Today in Calculus we learned a new method for integration known as integration by parts. This method is useful for solving antiderivatives of functions that are combinations (two functions multiplied together), which cannot be solved by regular u substitution.

if uv = something then
d(uv) = udv + vdu (product rule)
uv = fint (udv) + fint(vdu)
uv - fint(vdu) = fint(udv)

So the idea is to take your function and find the most complicated part of the function (usually this is the highest order function in the function hierarchy, but it can also be the most complex sometimes like a trig function). This complicated part must have a known antiderivative (that you can do by integration rules). The "left over" part is the v. Solve for dv and u. You then set up a table:

v
dv
u
du

Finally, when you have identified the elements/ finished the table you plug in the appropriate expressions in the correct place in the equation above. Sometimes when evaluating a 'simplified' expression, you may come across an antiderivative of another combination function (aka the fint(vdu) or fint(udv) cannot be automatically solved). This could mean that you may have set up the table wrong but it can also mean that further integration by parts is necessary and that your work is at an intermediate step to the ultimate simplified form.

Today we talked about the logistic population growth model, which is just another kind of differential equation. The one we learned before this, the exponential growth model is in the form dy/dt = kt, while the logistic model is in the form dy/dt = ky(1-(y/L)), where L is the carrying capacity of the environment where the population lives (determined through research).

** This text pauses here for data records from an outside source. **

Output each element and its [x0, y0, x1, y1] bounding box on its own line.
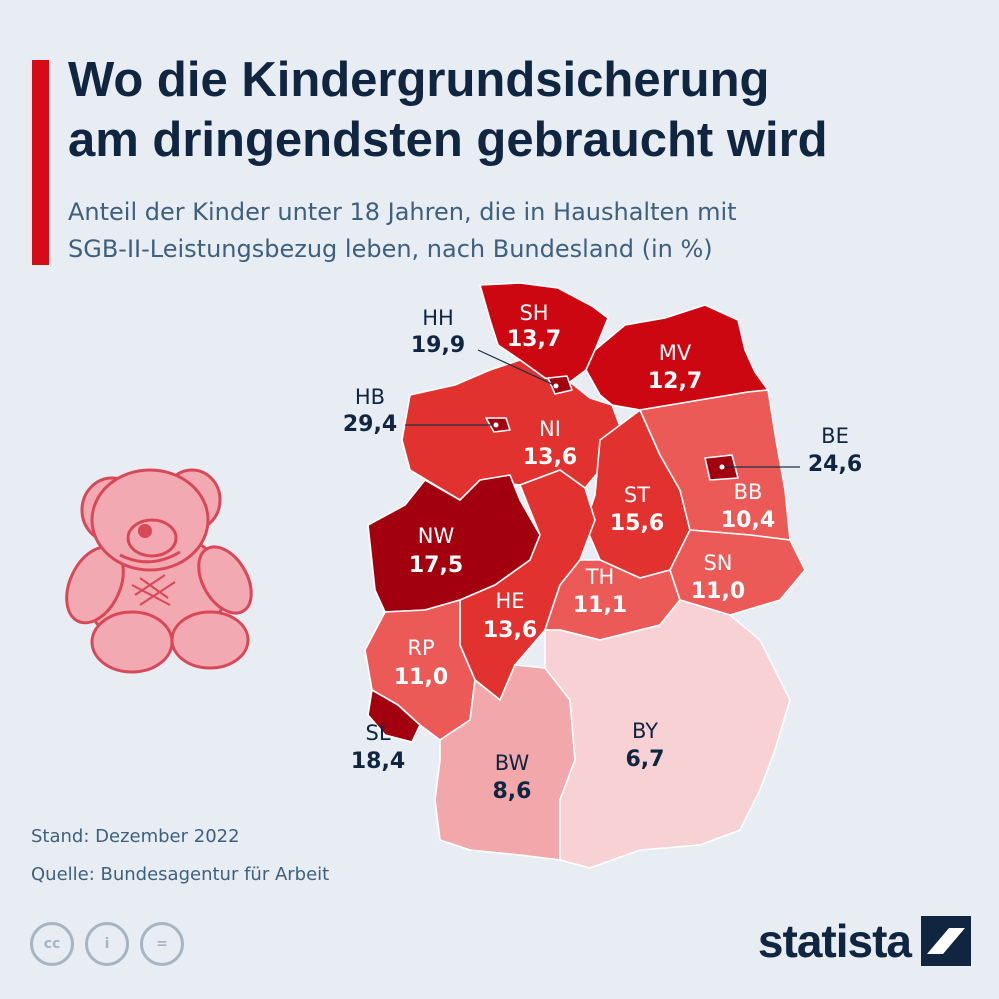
label-th-code: TH — [585, 565, 615, 589]
label-be-code: BE — [821, 424, 849, 448]
label-hb-code: HB — [355, 385, 385, 409]
label-sl-code: SL — [365, 721, 390, 745]
label-rp-value: 11,0 — [394, 665, 448, 690]
label-nw-value: 17,5 — [409, 553, 463, 578]
page-title: Wo die Kindergrundsicherung am dringends… — [68, 50, 988, 170]
title-line-1: Wo die Kindergrundsicherung — [68, 53, 770, 107]
label-rp-code: RP — [407, 636, 434, 660]
label-bb-value: 10,4 — [721, 508, 775, 533]
statista-logo[interactable]: statista — [758, 914, 971, 968]
label-bw-code: BW — [495, 751, 530, 775]
label-sn-code: SN — [703, 551, 732, 575]
label-sl-value: 18,4 — [351, 749, 405, 774]
state-by[interactable] — [544, 599, 791, 869]
label-by-value: 6,7 — [626, 747, 665, 772]
accent-bar — [32, 60, 49, 265]
label-hb-value: 29,4 — [343, 412, 397, 437]
label-bb-code: BB — [734, 480, 763, 504]
label-hh-value: 19,9 — [411, 333, 465, 358]
state-hh[interactable] — [547, 375, 573, 395]
subtitle-line-2: SGB-II-Leistungsbezug leben, nach Bundes… — [68, 235, 713, 263]
label-ni-value: 13,6 — [523, 445, 577, 470]
be-marker — [719, 464, 725, 470]
hh-marker — [553, 383, 559, 389]
footer-stand: Stand: Dezember 2022 — [31, 826, 240, 847]
label-he-code: HE — [495, 589, 524, 613]
label-st-code: ST — [624, 483, 650, 507]
hb-marker — [493, 422, 499, 428]
logo-text: statista — [757, 915, 912, 967]
cc-icon[interactable]: cc — [30, 922, 74, 966]
teddy-bear-icon — [65, 468, 253, 674]
no-derivatives-icon[interactable]: = — [140, 922, 184, 966]
state-sl[interactable] — [367, 689, 421, 743]
label-th-value: 11,1 — [573, 593, 627, 618]
label-sn-value: 11,0 — [691, 579, 745, 604]
subtitle: Anteil der Kinder unter 18 Jahren, die i… — [68, 194, 978, 268]
title-line-2: am dringendsten gebraucht wird — [68, 113, 828, 167]
label-st-value: 15,6 — [610, 511, 664, 536]
footer-source: Quelle: Bundesagentur für Arbeit — [31, 864, 330, 885]
label-bw-value: 8,6 — [493, 779, 532, 804]
label-be-value: 24,6 — [808, 452, 862, 477]
subtitle-line-1: Anteil der Kinder unter 18 Jahren, die i… — [68, 198, 737, 226]
leader-line-hh — [477, 349, 557, 387]
statista-logo-icon — [921, 916, 971, 966]
label-ni-code: NI — [539, 417, 561, 441]
label-nw-code: NW — [418, 524, 455, 548]
attribution-icon[interactable]: i — [85, 922, 129, 966]
label-hh-code: HH — [422, 306, 454, 330]
label-by-code: BY — [632, 719, 658, 743]
label-sh-value: 13,7 — [507, 327, 561, 352]
license-icons: cc i = — [30, 922, 184, 966]
label-he-value: 13,6 — [483, 618, 537, 643]
label-mv-code: MV — [659, 341, 692, 365]
label-mv-value: 12,7 — [648, 369, 702, 394]
label-sh-code: SH — [519, 301, 548, 325]
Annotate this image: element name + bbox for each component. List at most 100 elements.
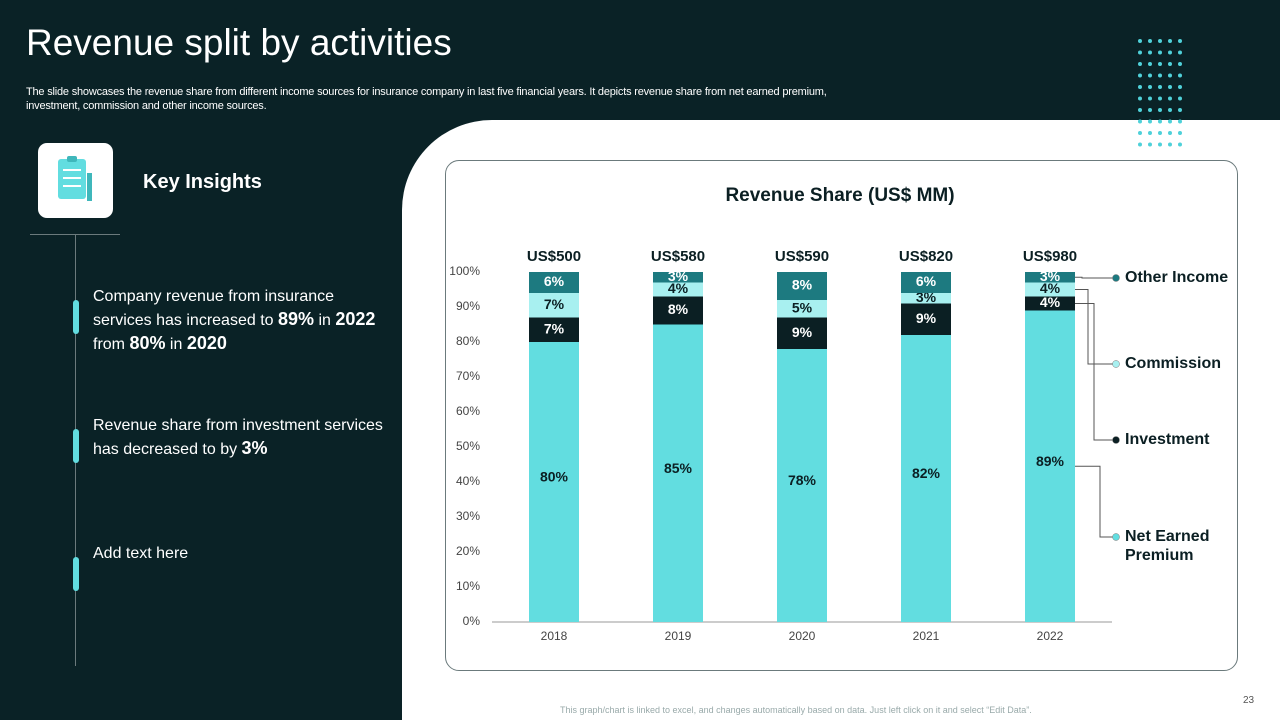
value-label: 89% bbox=[1036, 453, 1065, 469]
bar-segment bbox=[529, 317, 579, 342]
footer-note: This graph/chart is linked to excel, and… bbox=[560, 705, 1032, 715]
bar-segment bbox=[653, 296, 703, 325]
y-tick-label: 90% bbox=[456, 299, 480, 313]
dot bbox=[1168, 108, 1172, 112]
dot bbox=[1138, 96, 1142, 101]
dot bbox=[1148, 108, 1152, 112]
value-label: 85% bbox=[664, 460, 693, 476]
value-label: 6% bbox=[916, 273, 937, 289]
dot bbox=[1168, 85, 1172, 89]
x-tick-label: 2018 bbox=[541, 629, 568, 643]
dot bbox=[1138, 73, 1142, 78]
bar-segment bbox=[653, 272, 703, 283]
value-label: 9% bbox=[916, 310, 937, 326]
dot bbox=[1138, 85, 1142, 89]
dot bbox=[1178, 85, 1182, 89]
y-tick-label: 40% bbox=[456, 474, 480, 488]
legend-connector bbox=[1075, 276, 1115, 279]
total-label: US$500 bbox=[527, 248, 581, 265]
dot bbox=[1148, 96, 1152, 101]
dot bbox=[1158, 96, 1162, 101]
bar-segment bbox=[529, 293, 579, 318]
bar-segment bbox=[1025, 296, 1075, 311]
dot bbox=[1168, 62, 1172, 66]
bar-segment bbox=[1025, 282, 1075, 297]
dot bbox=[1178, 62, 1182, 66]
dot bbox=[1138, 50, 1142, 55]
y-tick-label: 100% bbox=[449, 264, 480, 278]
dot bbox=[1148, 142, 1152, 147]
x-tick-label: 2020 bbox=[789, 629, 816, 643]
y-tick-label: 80% bbox=[456, 334, 480, 348]
insight-text: Company revenue from insurance services … bbox=[93, 286, 388, 356]
insight-text: Add text here bbox=[93, 543, 388, 565]
y-tick-label: 10% bbox=[456, 579, 480, 593]
insight-segment: in bbox=[314, 312, 336, 329]
insight-text: Revenue share from investment services h… bbox=[93, 415, 388, 461]
icon bbox=[38, 143, 113, 218]
bar-segment bbox=[901, 335, 951, 622]
value-label: 8% bbox=[792, 277, 813, 293]
legend-marker bbox=[1112, 274, 1120, 282]
dot bbox=[1148, 73, 1152, 78]
bar-segment bbox=[777, 349, 827, 622]
legend-label: Commission bbox=[1125, 355, 1222, 372]
dot bbox=[1178, 142, 1182, 147]
insight-segment: Add text here bbox=[93, 545, 189, 562]
dot bbox=[1158, 39, 1162, 43]
insight-segment: 89% bbox=[277, 309, 315, 329]
value-label: 82% bbox=[912, 465, 941, 481]
bar-segment bbox=[901, 303, 951, 335]
dot bbox=[1148, 39, 1152, 43]
legend-label: Net Earned Premium bbox=[1125, 528, 1210, 564]
dot bbox=[1148, 50, 1152, 55]
bar-segment bbox=[1025, 310, 1075, 622]
value-label: 9% bbox=[792, 324, 813, 340]
legend-label: Investment bbox=[1125, 431, 1210, 448]
value-label: 7% bbox=[544, 320, 565, 336]
dot bbox=[1148, 119, 1152, 124]
bar-segment bbox=[901, 293, 951, 304]
x-tick-label: 2021 bbox=[913, 629, 940, 643]
insight-segment: 2022 bbox=[335, 309, 376, 329]
y-tick-label: 20% bbox=[456, 544, 480, 558]
dot bbox=[1168, 39, 1172, 43]
dot bbox=[1158, 62, 1162, 66]
value-label: 4% bbox=[1040, 280, 1061, 296]
bar-segment bbox=[777, 272, 827, 300]
dot bbox=[1178, 96, 1182, 101]
dot bbox=[1138, 62, 1142, 66]
legend-marker bbox=[1112, 533, 1120, 541]
dot bbox=[1138, 39, 1142, 43]
insight-segment: from bbox=[93, 336, 130, 353]
y-tick-label: 50% bbox=[456, 439, 480, 453]
dot bbox=[1158, 108, 1162, 112]
insight-segment: 2020 bbox=[186, 333, 227, 353]
dot bbox=[1168, 50, 1172, 55]
insight-segment: 3% bbox=[241, 438, 268, 458]
y-tick-label: 70% bbox=[456, 369, 480, 383]
total-label: US$820 bbox=[899, 248, 953, 265]
dot bbox=[1178, 108, 1182, 112]
bar-segment bbox=[653, 324, 703, 622]
value-label: 6% bbox=[544, 273, 565, 289]
bar-segment bbox=[777, 317, 827, 349]
value-label: 78% bbox=[788, 472, 817, 488]
bar-segment bbox=[777, 300, 827, 318]
chart-title: Revenue Share (US$ MM) bbox=[725, 185, 954, 206]
divider bbox=[30, 234, 120, 235]
x-tick-label: 2019 bbox=[665, 629, 692, 643]
y-tick-label: 0% bbox=[463, 614, 481, 628]
dot bbox=[1148, 131, 1152, 135]
dot bbox=[1158, 142, 1162, 147]
insight-marker bbox=[73, 300, 79, 334]
bar-segment bbox=[529, 272, 579, 293]
dot bbox=[1158, 119, 1162, 124]
bar-segment bbox=[901, 272, 951, 293]
dot bbox=[1148, 62, 1152, 66]
dot bbox=[1178, 50, 1182, 55]
y-tick-label: 30% bbox=[456, 509, 480, 523]
dot bbox=[1168, 142, 1172, 147]
dot bbox=[1158, 50, 1162, 55]
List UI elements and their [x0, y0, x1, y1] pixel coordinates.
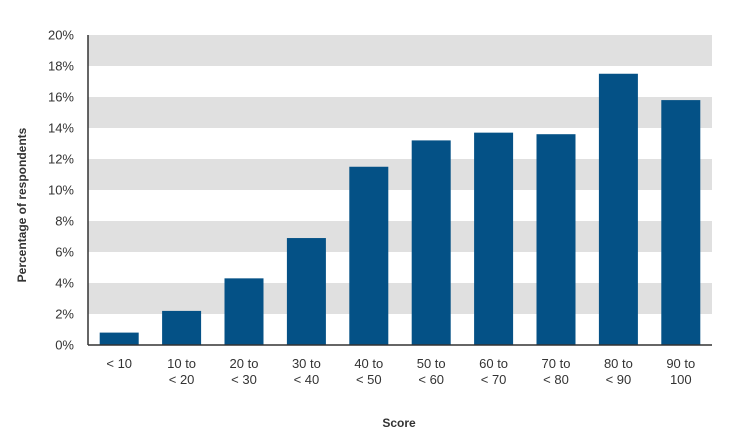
y-tick-label: 2% — [55, 307, 74, 322]
x-tick-label: < 10 — [106, 356, 132, 371]
y-tick-label: 4% — [55, 276, 74, 291]
y-tick-label: 16% — [48, 90, 74, 105]
grid-band — [88, 35, 712, 66]
x-tick-label: 80 to < 90 — [604, 356, 633, 387]
y-tick-label: 12% — [48, 152, 74, 167]
x-tick-label: 40 to < 50 — [354, 356, 383, 387]
x-tick-label: 30 to < 40 — [292, 356, 321, 387]
bar — [598, 73, 638, 345]
bar — [349, 166, 389, 345]
x-tick-label: 70 to < 80 — [542, 356, 571, 387]
x-tick-label: 50 to < 60 — [417, 356, 446, 387]
y-tick-label: 10% — [48, 183, 74, 198]
y-tick-label: 18% — [48, 59, 74, 74]
y-tick-label: 20% — [48, 28, 74, 43]
y-axis-title: Percentage of respondents — [15, 127, 29, 282]
x-tick-label: 20 to < 30 — [230, 356, 259, 387]
y-tick-label: 8% — [55, 214, 74, 229]
y-tick-labels: 0% 2% 4% 6% 8% 10% 12% 14% 16% 18% 20% — [48, 28, 74, 353]
bar — [286, 238, 326, 345]
x-tick-label: 10 to < 20 — [167, 356, 196, 387]
y-tick-label: 14% — [48, 121, 74, 136]
bars — [99, 73, 701, 345]
y-tick-label: 6% — [55, 245, 74, 260]
x-tick-label: 90 to 100 — [666, 356, 695, 387]
x-axis-title: Score — [382, 416, 416, 430]
axes — [87, 35, 712, 346]
y-tick-label: 0% — [55, 338, 74, 353]
bar — [224, 278, 264, 345]
bar — [536, 134, 576, 345]
x-tick-labels: < 10 10 to < 20 20 to < 30 30 to < 40 40 to < 50… — [106, 356, 695, 387]
bar — [661, 100, 701, 345]
bar — [411, 140, 451, 345]
x-tick-label: 60 to < 70 — [479, 356, 508, 387]
bar — [474, 132, 514, 345]
bar — [99, 332, 139, 345]
bar — [162, 310, 202, 345]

Given this growth model, we can determine both the long term trends of this population and when the rate of growth of the population is the largest. Although we do not know how to solve the logistic differential equation yet, we know that its solution is y = L / (1 + Ce ^ -kt).

Slope Fields: On January 27th, we learned about Slope Fields. To find the graph of a differentiable equation, one can find the slope fields of each point by plugging in the x & y coordinates of each point. The number found by plugging into the equation is the slope of the slope field.

Many times, the graph may look the same, such as graph 1, where even though the second point is not the same as the first, it is the same shape.

To check if a line drawn on a slopefield is correct, plug in the given points into point-slope formula, and substitute into the given dy/dx formula.

You can find this in the calculator by following the instructions on page (2).